Progress 01/01/07 to 12/31/07

Outputs
OUTPUTS: Contacts were established with a scientist at the Economic Research Service of the United States Department of Agriculture to provide support for the use of the calculator to be used in estimating economic costs of foodborne illnesses in Tennessee. Recruitment for the advisory group is continuined during this reporting period. Information collected from secondary data was used for presentation at the Professional Agricultural Workers Conference (PAWC) in Tuskegee. Secondary information on food safety issues in Tennessee was on-going during this reporting period. The following paper presentation was made at the 2007 Professional Agricultural Workers Conference: Ekanem, Enefiok. 2007. Food Safety Issues in Tennessee: Examination of the Sources, Severity and Measures for Mitigating Outbreaks of Foodborne Illnesses. A paper presented at the 65th PAWC Conference held in Tuskegee, Alabama, Dec. 2 - 4. PARTICIPANTS: Enefiok Ekanem Potential collaborating institutions and collaborators: USDA/Economic Research Service State of Tennessee Department of Agriculure and Department of Health University of Tennessee Project Advisory Group Selected small farmers and small businesses in Tennessee Students at Tennessee State University who will working with scientist Colleagues in the School of Agriculture and Consumer Sciences at Tennessee State University TARGET AUDIENCES: Food safety policy makers Small farmers and small businesses Foodborne illness experts and professionals Foodborne illness cost economists Students PROJECT MODIFICATIONS: None, at this time.

Impacts
Information on food safety gathered from secondary sources was presented to about 20 people at the PAWC in Tuskegee, Alabama.

Publications

  • No publications reported this period


Progress 01/01/06 to 12/31/06

Outputs
This is a new project.

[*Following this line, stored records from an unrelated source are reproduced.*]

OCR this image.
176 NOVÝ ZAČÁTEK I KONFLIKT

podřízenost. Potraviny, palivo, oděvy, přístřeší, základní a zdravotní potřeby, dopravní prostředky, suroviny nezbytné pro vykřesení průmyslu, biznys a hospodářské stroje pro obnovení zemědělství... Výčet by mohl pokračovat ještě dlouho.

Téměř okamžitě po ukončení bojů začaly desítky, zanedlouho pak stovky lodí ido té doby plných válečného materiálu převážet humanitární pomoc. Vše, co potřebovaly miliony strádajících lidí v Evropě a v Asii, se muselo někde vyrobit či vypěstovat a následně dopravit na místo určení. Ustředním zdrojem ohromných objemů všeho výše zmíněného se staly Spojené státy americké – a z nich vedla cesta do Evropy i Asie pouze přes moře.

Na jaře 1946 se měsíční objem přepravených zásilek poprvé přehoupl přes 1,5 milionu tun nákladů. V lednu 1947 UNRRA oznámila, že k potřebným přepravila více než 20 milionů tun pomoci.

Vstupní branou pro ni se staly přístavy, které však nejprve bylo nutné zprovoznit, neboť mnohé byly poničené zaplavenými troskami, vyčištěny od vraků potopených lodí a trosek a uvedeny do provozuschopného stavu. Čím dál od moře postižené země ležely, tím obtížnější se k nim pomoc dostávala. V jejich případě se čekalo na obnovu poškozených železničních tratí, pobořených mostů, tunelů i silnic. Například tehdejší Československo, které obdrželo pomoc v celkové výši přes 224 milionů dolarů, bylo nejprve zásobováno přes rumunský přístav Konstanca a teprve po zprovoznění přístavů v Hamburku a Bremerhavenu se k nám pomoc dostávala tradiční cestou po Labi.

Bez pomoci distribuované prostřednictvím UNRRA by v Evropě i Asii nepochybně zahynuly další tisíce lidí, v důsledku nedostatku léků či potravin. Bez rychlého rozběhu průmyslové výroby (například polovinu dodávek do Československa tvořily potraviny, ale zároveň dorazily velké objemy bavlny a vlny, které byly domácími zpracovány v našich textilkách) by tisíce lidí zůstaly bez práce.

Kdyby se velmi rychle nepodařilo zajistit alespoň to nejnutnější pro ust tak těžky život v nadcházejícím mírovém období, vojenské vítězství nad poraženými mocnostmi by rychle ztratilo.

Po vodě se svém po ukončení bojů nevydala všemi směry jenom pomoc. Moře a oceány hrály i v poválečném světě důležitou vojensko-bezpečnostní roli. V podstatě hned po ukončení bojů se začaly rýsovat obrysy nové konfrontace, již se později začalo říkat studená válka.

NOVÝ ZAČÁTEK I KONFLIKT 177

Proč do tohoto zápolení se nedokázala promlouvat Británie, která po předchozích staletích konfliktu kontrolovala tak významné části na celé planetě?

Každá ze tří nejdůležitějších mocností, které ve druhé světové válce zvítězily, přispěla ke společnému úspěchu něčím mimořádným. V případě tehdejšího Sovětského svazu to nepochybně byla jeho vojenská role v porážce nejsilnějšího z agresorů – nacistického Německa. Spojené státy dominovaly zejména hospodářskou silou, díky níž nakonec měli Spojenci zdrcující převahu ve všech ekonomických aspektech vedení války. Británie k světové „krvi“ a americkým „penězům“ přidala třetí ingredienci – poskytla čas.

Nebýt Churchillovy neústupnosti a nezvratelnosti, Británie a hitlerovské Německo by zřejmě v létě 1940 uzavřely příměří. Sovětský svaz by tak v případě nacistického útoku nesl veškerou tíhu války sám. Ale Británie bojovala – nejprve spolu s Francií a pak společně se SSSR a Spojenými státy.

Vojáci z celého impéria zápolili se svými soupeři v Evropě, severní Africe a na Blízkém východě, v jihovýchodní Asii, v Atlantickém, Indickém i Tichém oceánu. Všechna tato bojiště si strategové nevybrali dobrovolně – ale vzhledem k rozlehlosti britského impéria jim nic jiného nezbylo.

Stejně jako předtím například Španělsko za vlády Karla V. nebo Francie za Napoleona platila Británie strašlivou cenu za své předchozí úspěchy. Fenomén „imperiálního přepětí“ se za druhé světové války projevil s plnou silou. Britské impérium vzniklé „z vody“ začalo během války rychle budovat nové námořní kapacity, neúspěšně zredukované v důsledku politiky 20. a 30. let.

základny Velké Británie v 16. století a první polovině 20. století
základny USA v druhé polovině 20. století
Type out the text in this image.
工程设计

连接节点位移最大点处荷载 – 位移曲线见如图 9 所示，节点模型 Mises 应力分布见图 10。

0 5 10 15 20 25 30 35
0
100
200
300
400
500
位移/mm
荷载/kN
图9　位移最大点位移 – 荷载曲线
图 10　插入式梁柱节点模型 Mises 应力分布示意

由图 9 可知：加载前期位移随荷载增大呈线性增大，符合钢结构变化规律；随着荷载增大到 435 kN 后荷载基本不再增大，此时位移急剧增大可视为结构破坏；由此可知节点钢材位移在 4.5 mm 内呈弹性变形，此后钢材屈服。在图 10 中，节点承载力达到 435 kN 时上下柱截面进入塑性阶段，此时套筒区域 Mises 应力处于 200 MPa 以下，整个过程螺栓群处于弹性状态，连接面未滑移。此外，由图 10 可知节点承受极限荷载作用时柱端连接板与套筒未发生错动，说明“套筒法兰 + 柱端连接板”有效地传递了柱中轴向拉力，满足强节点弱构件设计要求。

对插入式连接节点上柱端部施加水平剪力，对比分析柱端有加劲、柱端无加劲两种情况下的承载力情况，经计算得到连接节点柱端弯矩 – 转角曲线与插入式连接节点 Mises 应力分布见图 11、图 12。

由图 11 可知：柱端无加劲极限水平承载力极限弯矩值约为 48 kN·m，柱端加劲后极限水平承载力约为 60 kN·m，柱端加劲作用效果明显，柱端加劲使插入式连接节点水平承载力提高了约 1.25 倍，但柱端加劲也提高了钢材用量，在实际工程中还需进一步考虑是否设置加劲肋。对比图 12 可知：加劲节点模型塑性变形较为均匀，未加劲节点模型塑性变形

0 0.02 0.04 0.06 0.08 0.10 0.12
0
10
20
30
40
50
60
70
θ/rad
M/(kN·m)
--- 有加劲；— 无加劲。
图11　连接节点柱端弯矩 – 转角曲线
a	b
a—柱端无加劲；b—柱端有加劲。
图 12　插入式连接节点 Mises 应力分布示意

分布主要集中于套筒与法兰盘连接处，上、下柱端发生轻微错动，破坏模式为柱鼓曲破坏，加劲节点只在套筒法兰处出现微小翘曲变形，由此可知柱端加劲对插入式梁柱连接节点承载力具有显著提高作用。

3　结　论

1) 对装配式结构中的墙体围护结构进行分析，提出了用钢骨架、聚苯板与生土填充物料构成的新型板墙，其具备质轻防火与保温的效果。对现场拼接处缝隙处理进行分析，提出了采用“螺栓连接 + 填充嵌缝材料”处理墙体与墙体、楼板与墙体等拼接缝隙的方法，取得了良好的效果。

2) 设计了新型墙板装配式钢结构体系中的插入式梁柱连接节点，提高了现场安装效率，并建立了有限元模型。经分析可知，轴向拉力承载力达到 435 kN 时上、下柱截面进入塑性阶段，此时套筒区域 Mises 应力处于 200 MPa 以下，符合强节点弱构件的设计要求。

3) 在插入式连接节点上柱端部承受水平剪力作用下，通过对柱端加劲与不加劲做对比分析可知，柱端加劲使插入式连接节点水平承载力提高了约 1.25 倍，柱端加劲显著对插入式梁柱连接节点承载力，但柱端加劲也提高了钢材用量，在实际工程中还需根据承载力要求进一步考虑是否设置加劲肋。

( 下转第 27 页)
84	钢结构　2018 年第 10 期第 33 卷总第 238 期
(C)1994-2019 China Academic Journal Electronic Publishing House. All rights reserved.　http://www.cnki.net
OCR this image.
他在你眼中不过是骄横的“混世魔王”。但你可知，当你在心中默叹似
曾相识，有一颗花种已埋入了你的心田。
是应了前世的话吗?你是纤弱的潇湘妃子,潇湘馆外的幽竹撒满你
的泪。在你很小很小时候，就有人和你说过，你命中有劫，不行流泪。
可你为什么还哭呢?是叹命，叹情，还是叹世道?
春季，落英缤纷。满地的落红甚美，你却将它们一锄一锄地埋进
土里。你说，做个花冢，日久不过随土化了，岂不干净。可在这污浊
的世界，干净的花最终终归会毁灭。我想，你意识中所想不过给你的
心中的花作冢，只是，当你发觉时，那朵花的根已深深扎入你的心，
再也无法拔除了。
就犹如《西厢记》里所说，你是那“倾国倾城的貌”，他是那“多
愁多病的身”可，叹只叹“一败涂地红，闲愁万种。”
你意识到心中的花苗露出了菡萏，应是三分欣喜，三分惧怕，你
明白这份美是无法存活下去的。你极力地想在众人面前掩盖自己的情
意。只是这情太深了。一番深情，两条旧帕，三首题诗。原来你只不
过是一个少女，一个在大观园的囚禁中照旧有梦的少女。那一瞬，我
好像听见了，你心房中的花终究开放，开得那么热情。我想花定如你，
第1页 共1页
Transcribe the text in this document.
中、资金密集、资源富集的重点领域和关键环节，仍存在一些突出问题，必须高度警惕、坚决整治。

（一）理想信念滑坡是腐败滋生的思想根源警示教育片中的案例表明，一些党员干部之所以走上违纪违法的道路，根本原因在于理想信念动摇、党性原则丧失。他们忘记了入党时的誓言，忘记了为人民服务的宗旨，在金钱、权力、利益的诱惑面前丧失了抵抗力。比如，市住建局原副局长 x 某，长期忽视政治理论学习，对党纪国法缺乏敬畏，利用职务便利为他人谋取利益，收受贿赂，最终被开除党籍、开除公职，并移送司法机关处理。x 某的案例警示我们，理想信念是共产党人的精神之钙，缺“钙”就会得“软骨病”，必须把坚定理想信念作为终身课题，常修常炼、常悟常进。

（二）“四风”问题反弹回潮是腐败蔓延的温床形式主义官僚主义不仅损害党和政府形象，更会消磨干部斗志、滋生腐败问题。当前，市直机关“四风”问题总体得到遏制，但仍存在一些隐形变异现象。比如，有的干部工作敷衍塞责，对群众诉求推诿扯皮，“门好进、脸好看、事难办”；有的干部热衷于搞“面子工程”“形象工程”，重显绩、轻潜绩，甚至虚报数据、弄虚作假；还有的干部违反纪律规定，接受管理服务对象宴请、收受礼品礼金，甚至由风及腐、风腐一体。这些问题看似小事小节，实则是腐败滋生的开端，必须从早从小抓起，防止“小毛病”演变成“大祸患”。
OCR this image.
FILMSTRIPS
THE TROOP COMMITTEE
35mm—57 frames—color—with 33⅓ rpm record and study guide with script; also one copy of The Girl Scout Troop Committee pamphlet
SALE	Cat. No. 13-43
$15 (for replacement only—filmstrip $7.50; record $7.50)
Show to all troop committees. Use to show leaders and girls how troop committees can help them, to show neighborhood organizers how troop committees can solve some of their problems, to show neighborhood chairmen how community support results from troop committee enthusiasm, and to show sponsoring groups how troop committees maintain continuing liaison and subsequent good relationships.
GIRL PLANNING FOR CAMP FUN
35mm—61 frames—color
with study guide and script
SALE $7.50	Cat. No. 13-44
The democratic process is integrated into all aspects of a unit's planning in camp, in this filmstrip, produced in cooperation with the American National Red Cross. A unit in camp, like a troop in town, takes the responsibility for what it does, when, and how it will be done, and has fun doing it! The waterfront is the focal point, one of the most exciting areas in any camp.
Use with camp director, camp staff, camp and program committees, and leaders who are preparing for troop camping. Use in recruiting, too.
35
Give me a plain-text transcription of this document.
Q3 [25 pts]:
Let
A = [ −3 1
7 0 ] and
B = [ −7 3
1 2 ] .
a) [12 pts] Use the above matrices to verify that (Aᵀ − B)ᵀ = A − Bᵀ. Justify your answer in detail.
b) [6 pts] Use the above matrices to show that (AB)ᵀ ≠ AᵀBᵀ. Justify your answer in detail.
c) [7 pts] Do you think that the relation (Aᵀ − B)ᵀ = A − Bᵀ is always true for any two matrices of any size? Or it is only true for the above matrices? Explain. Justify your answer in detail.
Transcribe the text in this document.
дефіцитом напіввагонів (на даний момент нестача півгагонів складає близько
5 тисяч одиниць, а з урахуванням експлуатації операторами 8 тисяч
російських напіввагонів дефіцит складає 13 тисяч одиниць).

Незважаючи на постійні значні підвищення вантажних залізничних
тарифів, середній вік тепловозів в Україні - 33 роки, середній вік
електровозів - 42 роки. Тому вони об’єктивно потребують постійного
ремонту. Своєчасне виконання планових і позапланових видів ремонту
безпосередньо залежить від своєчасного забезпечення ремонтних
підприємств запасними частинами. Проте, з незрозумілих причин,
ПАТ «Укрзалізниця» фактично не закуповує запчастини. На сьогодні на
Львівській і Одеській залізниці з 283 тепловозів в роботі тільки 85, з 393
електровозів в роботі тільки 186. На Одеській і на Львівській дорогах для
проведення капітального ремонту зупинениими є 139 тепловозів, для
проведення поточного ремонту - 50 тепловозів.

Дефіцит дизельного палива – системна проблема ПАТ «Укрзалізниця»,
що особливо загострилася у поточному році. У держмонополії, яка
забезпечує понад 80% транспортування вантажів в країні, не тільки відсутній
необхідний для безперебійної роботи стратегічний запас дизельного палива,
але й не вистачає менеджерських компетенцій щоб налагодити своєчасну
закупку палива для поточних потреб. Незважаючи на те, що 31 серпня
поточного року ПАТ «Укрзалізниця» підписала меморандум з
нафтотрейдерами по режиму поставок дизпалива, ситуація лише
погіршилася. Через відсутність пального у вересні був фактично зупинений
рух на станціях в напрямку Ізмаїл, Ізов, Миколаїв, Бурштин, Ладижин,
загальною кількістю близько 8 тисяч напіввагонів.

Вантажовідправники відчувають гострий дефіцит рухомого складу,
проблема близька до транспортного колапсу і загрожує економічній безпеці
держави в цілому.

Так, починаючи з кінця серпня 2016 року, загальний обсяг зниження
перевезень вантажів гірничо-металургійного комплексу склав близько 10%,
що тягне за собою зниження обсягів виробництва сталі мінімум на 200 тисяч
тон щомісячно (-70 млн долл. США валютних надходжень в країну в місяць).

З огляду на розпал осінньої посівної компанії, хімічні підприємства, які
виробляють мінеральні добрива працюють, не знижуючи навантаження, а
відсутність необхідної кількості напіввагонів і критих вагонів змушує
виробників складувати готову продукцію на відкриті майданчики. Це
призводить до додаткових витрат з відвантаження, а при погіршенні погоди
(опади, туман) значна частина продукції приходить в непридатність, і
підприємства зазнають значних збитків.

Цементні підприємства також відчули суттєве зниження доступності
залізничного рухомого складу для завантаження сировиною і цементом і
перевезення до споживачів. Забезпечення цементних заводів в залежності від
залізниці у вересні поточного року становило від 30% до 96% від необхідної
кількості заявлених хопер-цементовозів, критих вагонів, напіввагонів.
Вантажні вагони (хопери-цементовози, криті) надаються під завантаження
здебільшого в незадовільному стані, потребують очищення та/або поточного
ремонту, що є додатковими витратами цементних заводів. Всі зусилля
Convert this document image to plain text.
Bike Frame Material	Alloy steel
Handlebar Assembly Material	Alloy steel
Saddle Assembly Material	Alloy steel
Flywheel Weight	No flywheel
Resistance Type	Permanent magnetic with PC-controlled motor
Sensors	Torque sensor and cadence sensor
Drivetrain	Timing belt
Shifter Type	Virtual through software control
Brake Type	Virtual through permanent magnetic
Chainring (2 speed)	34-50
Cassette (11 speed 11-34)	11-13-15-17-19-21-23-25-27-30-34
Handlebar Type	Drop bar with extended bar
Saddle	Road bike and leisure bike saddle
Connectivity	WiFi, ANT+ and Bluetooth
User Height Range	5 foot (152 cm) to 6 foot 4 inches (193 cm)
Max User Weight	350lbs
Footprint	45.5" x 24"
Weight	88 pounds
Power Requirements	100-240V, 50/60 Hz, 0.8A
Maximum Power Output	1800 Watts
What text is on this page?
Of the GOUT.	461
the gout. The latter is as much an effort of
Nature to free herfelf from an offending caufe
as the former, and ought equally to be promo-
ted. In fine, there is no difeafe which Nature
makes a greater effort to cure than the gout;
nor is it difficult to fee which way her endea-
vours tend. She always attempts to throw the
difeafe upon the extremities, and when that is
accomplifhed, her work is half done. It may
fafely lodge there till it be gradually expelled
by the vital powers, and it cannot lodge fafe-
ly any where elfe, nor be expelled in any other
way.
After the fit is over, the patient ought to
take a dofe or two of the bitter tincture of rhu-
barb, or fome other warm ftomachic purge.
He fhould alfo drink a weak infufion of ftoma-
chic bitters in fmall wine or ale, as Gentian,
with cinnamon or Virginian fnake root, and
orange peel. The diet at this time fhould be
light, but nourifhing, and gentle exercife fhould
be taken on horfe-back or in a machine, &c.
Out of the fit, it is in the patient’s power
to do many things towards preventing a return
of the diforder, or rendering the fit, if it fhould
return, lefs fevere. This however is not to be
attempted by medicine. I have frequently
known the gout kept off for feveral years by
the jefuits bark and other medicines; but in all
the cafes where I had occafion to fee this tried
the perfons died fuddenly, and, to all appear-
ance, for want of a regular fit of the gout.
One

Literature review of secondary data sources to be used for collecting information on foobborne illnesses in Tennessee has started. The review has, so far, focused on what is available on the Internet. A list of persons who will be asked to serve on the project advisory group is currently being developed.

Impacts
Expected Impact of project: Overall, this project will provide an estimate of the cost of foodborne illnesses in Tennessee; provide food safety and safe food handling education and training to a targeted group of consumers, producers and food handlers in Tennessee; provide useful research-based information on food safety, and; examine implications for policy in Tennessee.